Koko Martstellar watches Archimedes sleep beside her in bed and blows out a plume of crinkle-flake smoke straight at the room’s ceiling fan.

Yeah, so things got a little out of hand tonight
, she thinks.
Big deal.
Koko knew an incident like this was bound to happen sooner or later. All of The Sixty’s pleasure vendors have been hurting of late, what with the instability in the lower trade markets tamping down discretionary income and all, but honestly, what was the CPB HQ thinking? Opening up The Sixty Islands to the Kongercat re-civ ilk—what, just because they’re flush with credits and can afford it? Not to besmirch the heavily promoted ceasefires and the internationals kowtowing to re-civ play niceties, but those freaks are just plumb crazy.

After crushing out her smoke in a halved husk of a coconut on the nightstand, Koko leaves Archimedes in bed and slips on a pink silk kimono. She leaves her bedroom and tramps downstairs to check the incoming messages on the bar’s central register. The news on the projection prompts is as bad as she expected. The Custom Pleasure Bureau is sending a security detail around in a few hours. The communication indicates it was their intention to be there sooner, but Koko’s brothel operation is built on one of the few SI islands without a connecting bridge system. ETA 9:00 am, sharp. Huh. For a fleeting moment, Koko rues not letting those two re-civ Kongercats just have their way.

Koko had been going over the books in bed upstairs when Archimedes cried out for her that there was a problem in the main bar. Archimedes has always been a bit of a fusspot, so Koko figured the boy was merely out of fresh ice or grenadine or something. Not the case at all. Koko stalked right out of her bedroom and instantly knew the score. As her fellow mercenaries used to say back on deployment, the two Kongercats had jacked up a total BSGD situation.

Bad shit, going down
.

Kongercat re-civs are pretty easy to distinguish from the run-of-the-mill SI patrons, what with their hereditary facial lesions, papery skin, and Chinese heritage. Generations of excessive radiation exposure from smartwars and general malnutrition have a way of muddying up the breeding, and those two were no exception. Loud, too. Eight drinks into a mean-drunk loud. The women held knives to two of Koko’s best boywhores’ throats, and from the look of things, they were raising their elbows and getting ready to saw.

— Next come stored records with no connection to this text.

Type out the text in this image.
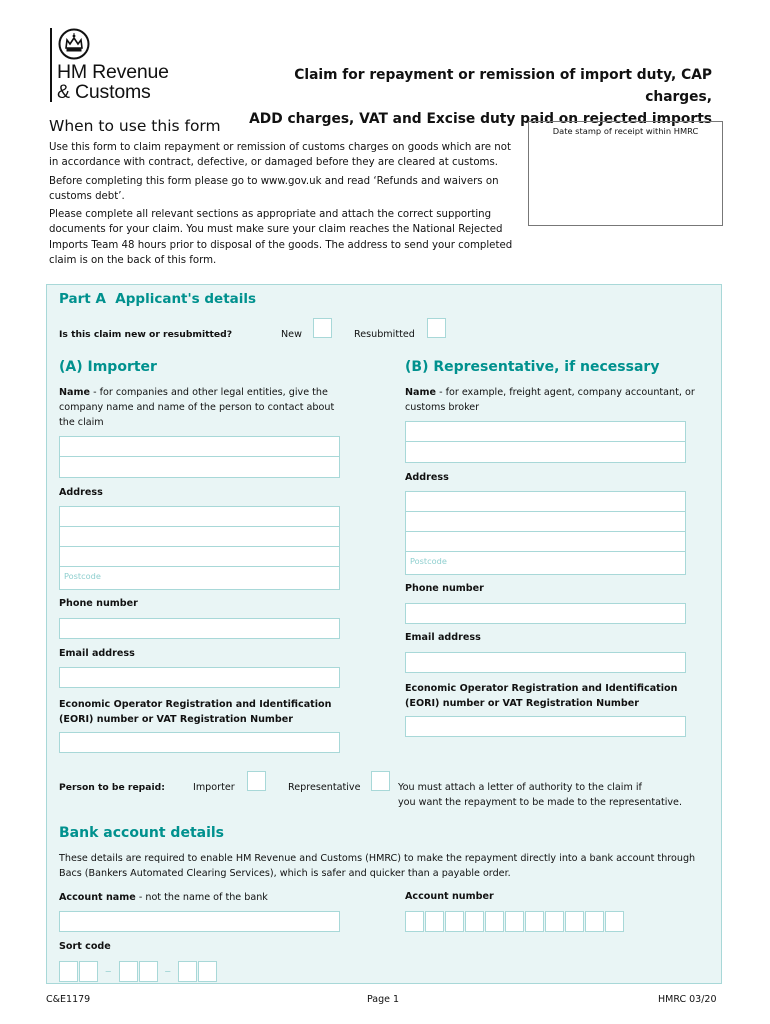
HM Revenue
& Customs
Claim for repayment or remission of import duty, CAP charges,
ADD charges, VAT and Excise duty paid on rejected imports
When to use this form

Use this form to claim repayment or remission of customs charges on goods which are not in accordance with contract, defective, or damaged before they are cleared at customs.

Before completing this form please go to www.gov.uk and read ‘Refunds and waivers on customs debt’.

Please complete all relevant sections as appropriate and attach the correct supporting documents for your claim. You must make sure your claim reaches the National Rejected Imports Team 48 hours prior to disposal of the goods. The address to send your completed claim is on the back of this form.

Date stamp of receipt within HMRC
Part A  Applicant's details
Is this claim new or resubmitted?	New	Resubmitted
(A) Importer
Name - for companies and other legal entities, give the company name and name of the person to contact about the claim
Address
Postcode
Phone number
Email address
Economic Operator Registration and Identification (EORI) number or VAT Registration Number
(B) Representative, if necessary
Name - for example, freight agent, company accountant, or customs broker
Address
Postcode
Phone number
Email address
Economic Operator Registration and Identification (EORI) number or VAT Registration Number
Person to be repaid:	Importer	Representative	You must attach a letter of authority to the claim if
you want the repayment to be made to the representative.
Bank account details
These details are required to enable HM Revenue and Customs (HMRC) to make the repayment directly into a bank account through Bacs (Bankers Automated Clearing Services), which is safer and quicker than a payable order.
Account name - not the name of the bank	Account number
Sort code
–	–
C&E1179	Page 1	HMRC 03/20
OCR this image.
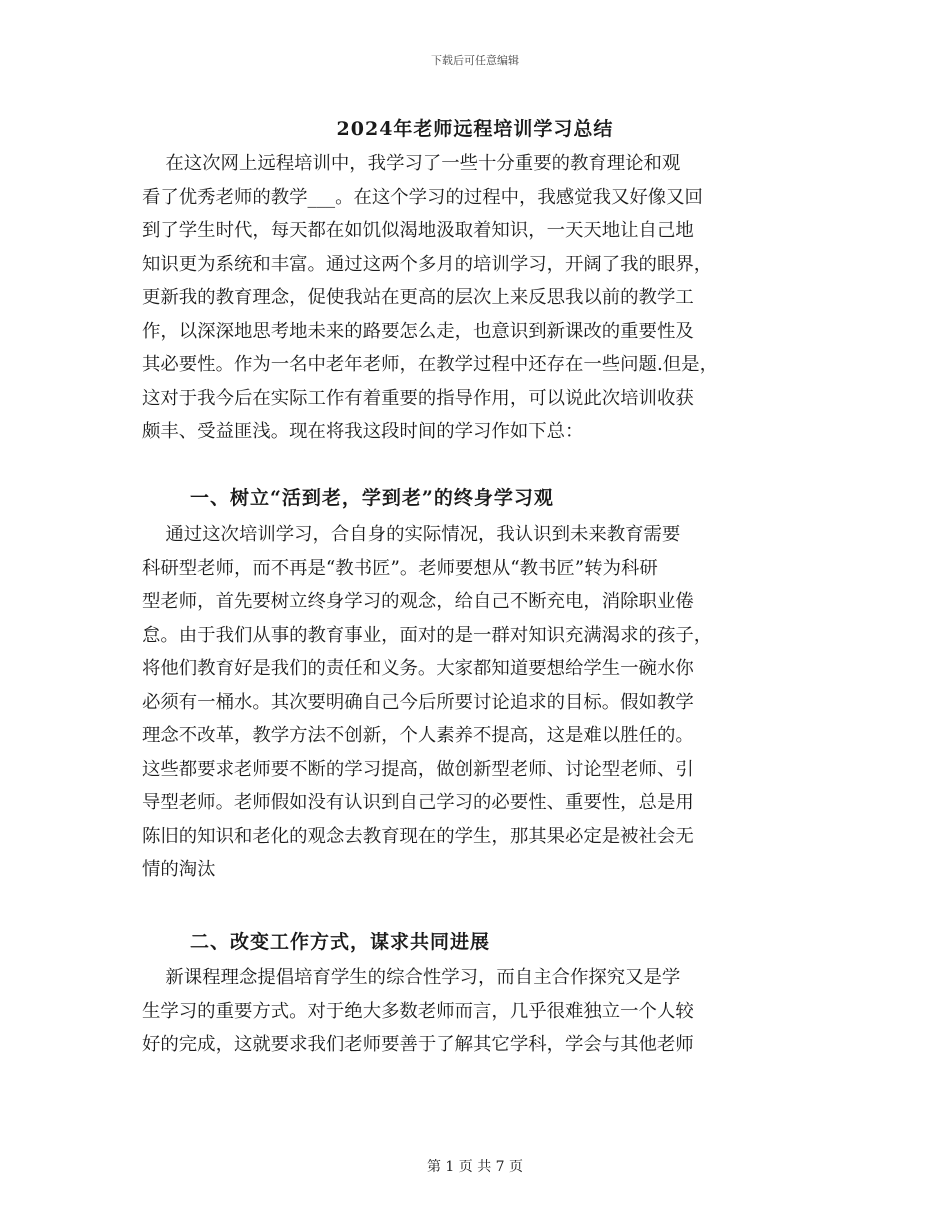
下载后可任意编辑
2024年老师远程培训学习总结
在这次网上远程培训中，我学习了一些十分重要的教育理论和观
看了优秀老师的教学___。在这个学习的过程中，我感觉我又好像又回
到了学生时代，每天都在如饥似渴地汲取着知识，一天天地让自己地
知识更为系统和丰富。通过这两个多月的培训学习，开阔了我的眼界，
更新我的教育理念，促使我站在更高的层次上来反思我以前的教学工
作，以深深地思考地未来的路要怎么走，也意识到新课改的重要性及
其必要性。作为一名中老年老师，在教学过程中还存在一些问题.但是，
这对于我今后在实际工作有着重要的指导作用，可以说此次培训收获
颇丰、受益匪浅。现在将我这段时间的学习作如下总：
一、树立“活到老，学到老”的终身学习观
通过这次培训学习，合自身的实际情况，我认识到未来教育需要
科研型老师，而不再是“教书匠”。老师要想从“教书匠”转为科研
型老师，首先要树立终身学习的观念，给自己不断充电，消除职业倦
怠。由于我们从事的教育事业，面对的是一群对知识充满渴求的孩子，
将他们教育好是我们的责任和义务。大家都知道要想给学生一碗水你
必须有一桶水。其次要明确自己今后所要讨论追求的目标。假如教学
理念不改革，教学方法不创新，个人素养不提高，这是难以胜任的。
这些都要求老师要不断的学习提高，做创新型老师、讨论型老师、引
导型老师。老师假如没有认识到自己学习的必要性、重要性，总是用
陈旧的知识和老化的观念去教育现在的学生，那其果必定是被社会无
情的淘汰
二、改变工作方式，谋求共同进展
新课程理念提倡培育学生的综合性学习，而自主合作探究又是学
生学习的重要方式。对于绝大多数老师而言，几乎很难独立一个人较
好的完成，这就要求我们老师要善于了解其它学科，学会与其他老师
第 1 页 共 7 页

Koko didn’t hesitate. On the landing outside her room, she kicked open the bamboo trunk braced against the railing and snatched up the Belgian sub-cutter. A hell of a weapon—favored for street-sweeping action. Of course, when those two re-civs saw the huge gun in her arms they drew sidearms concealed beneath their vests. Expected, of course, and a quick finger-squeeze and a wipe left to right was all it took.

Oh, well. No matter. Portia Delacompte will have her back on something like this. A self-defense infraction with a couple of former hostiles on The Sixty for carnival? Are you kidding? Portia Delacompte has seen plenty of bad craziness with the likes of such savages herself, and Delacompte knows how these BSGD scenarios go.